Many, if not most of the therapies that I write about on this blog, such as sound therapy and Tomatis, are not known in treating schizophrenia or other mental health issues. They are just therapies that I thought had a thread of logic regarding possible good outcomes for Chris, so I went for them. I’m glad that I did. All of the therapies that I write about in this blog have moved Chris forward in some way.

Today’s New York Times has an article about Rolfing, that New-Age seventies thing that was the butt of many jokes at the time. Rolfing is painful and can open up a flood of emotional memories, therefore, if introduced at all it might be good to wait until your relative is further along in the healing process.

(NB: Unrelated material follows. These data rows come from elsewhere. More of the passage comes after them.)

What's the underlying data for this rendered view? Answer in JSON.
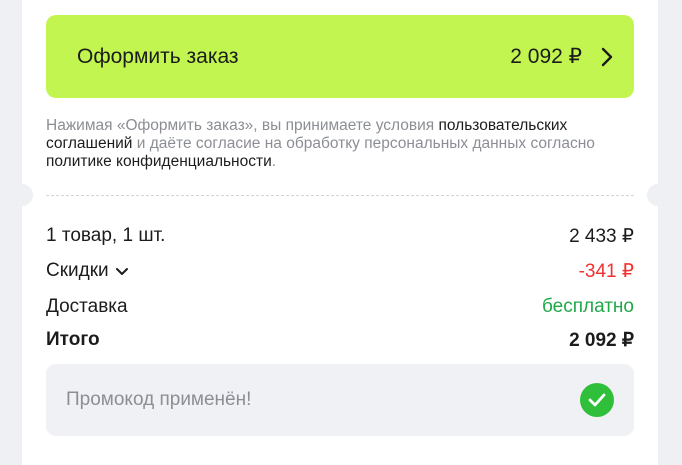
{
  "checkout": {
    "button_label": "Оформить заказ",
    "button_price": "2 092 ₽"
  },
  "agreement": {
    "part1": "Нажимая «Оформить заказ», вы принимаете условия ",
    "link1": "пользовательских соглашений",
    "part2": " и даёте согласие на обработку персональных данных согласно ",
    "link2": "политике конфиденциальности",
    "part3": "."
  },
  "summary": {
    "items_label": "1 товар, 1 шт.",
    "items_value": "2 433 ₽",
    "discount_label": "Скидки",
    "discount_value": "-341 ₽",
    "delivery_label": "Доставка",
    "delivery_value": "бесплатно",
    "total_label": "Итого",
    "total_value": "2 092 ₽"
  },
  "promo": {
    "text": "Промокод применён!"
  },
  "colors": {
    "accent": "#c2f54f",
    "discount": "#f1312e",
    "free": "#20a849",
    "success": "#2fbf3a"
  }
}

As with other holistic practices, Rolfing seems to leave the door open for a certain mysticism. Even those who have little use for New Age-type practices like meditation can verge on the metaphysical when discussing Rolfing.

I don’t normally recommend things on my blog that I haven’t personally experienced, however, there are times when I do. There is a wide array of holistic products and practices that can help. Access to an Assemblage Point shift is out of the question for many due to the fact that there are so few practitioners. Tomatis is relatively expensive. There is no one pathway to healing, and I don’t want readers to get stuck in thinking that there is. As long as there is there appears to be no harm from the treatment, then what do we have to lose?